Fléchier n’a eu aucune prétention en racontant, comme elles lui venaient, ces anecdotes entremêlées de souvenirs personnels, de descriptions ravissantes, et d’une certaine pointe de malice qui n’exclut pas la mélancolie. Les choses sérieuses ont là leur place à côté des fleurettes les plus gaies, les agréables dissipations à côté des solides aperçus. Pas de plan d’ailleurs, pas de compartimens factices. L’ouvrage n’est nullement composé ; tout s’y succède dans un gracieux désordre ; ce sont les hasards charmans d’une promenade sans but, les avenantes surprises de, la flânerie. Chez les habiles, le caprice est quelquefois un excellent maître des cérémonies : on s’oublie à errer sur les pas d’un cicérone si doucement dupeur. En réalité, Fléchier n’a pas d’autre projet que de raconter la Gazette des Tribunaux de Clermont ; mais c’est, contre l’habitude, une gazette très bien faite, où tout se succède avec d’heureux contrastes, et où les graces de la diction, le don de conter, l’enjouement de plume, donnent du prix aux moindres détails.

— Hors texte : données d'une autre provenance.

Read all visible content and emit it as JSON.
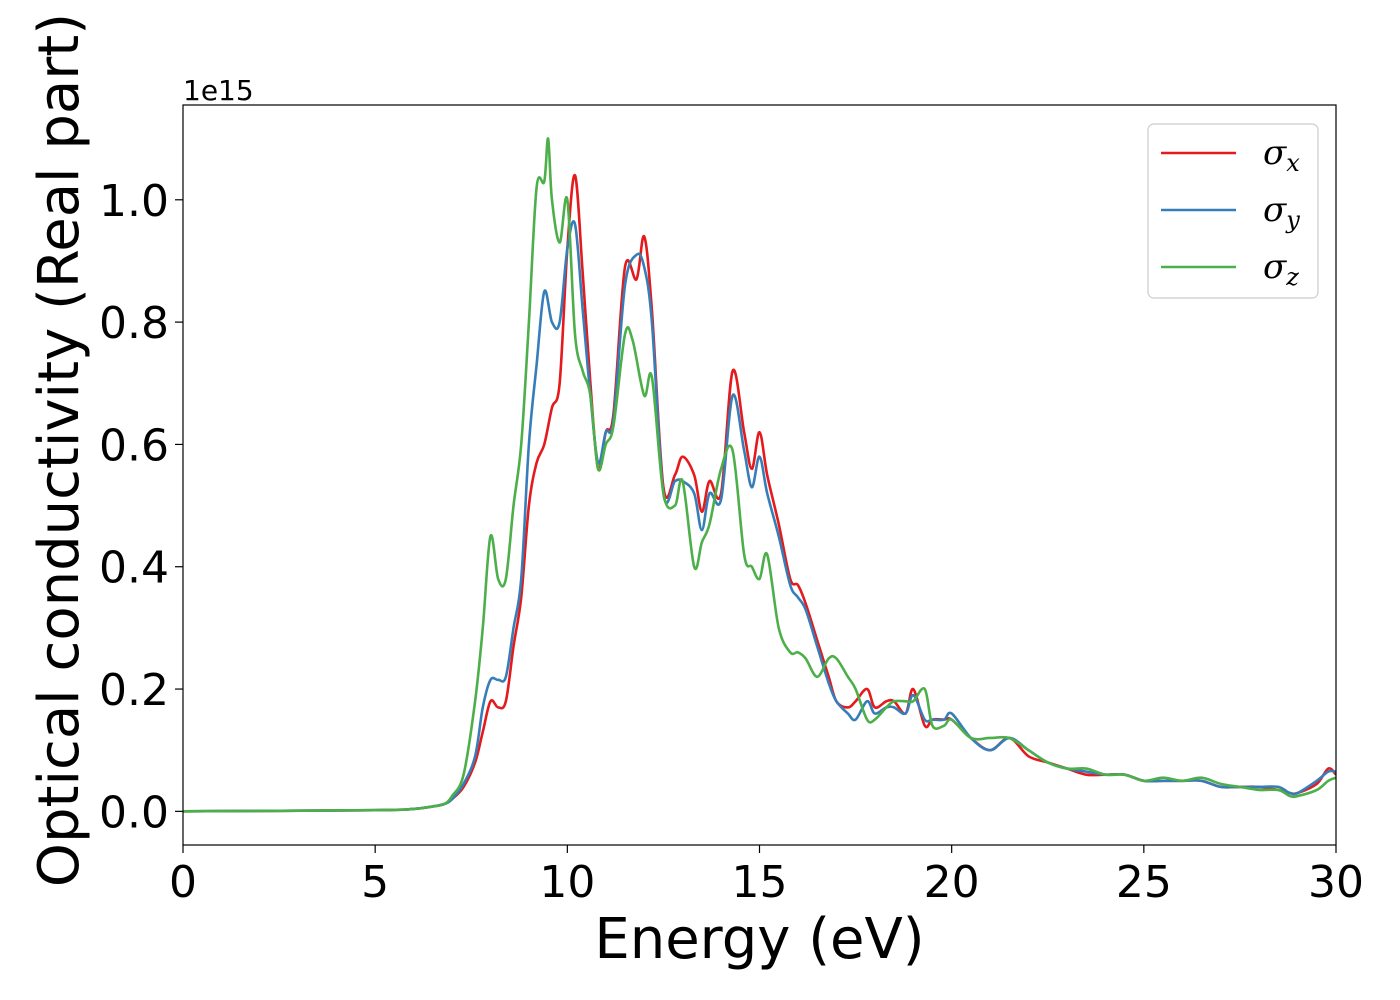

Incessamment on passe de quelque épouvantable récit d’assassinat, de quelque horrible drame judiciaire, à un procès bien plaisant ou bien scandaleux : ainsi, après l’histoire d’un gentilhomme féroce qui se vengeait de ses justiciables en les laissant moisir durant plusieurs mois dans une armoire humide, on a l’anecdote égrillarde d’un chanoine aux genoux de sa chambrière ; ainsi, après ces scènes terribles de gentilshommes auvergnats qui avaient des duels par troupes armées et qui traitaient à la façon d’Abélard les pages dont ils étaient jaloux, arrive une plaidoirie grivoise sur quelque mari libertin ou un réquisitoire amusant contre des goguettes monacales.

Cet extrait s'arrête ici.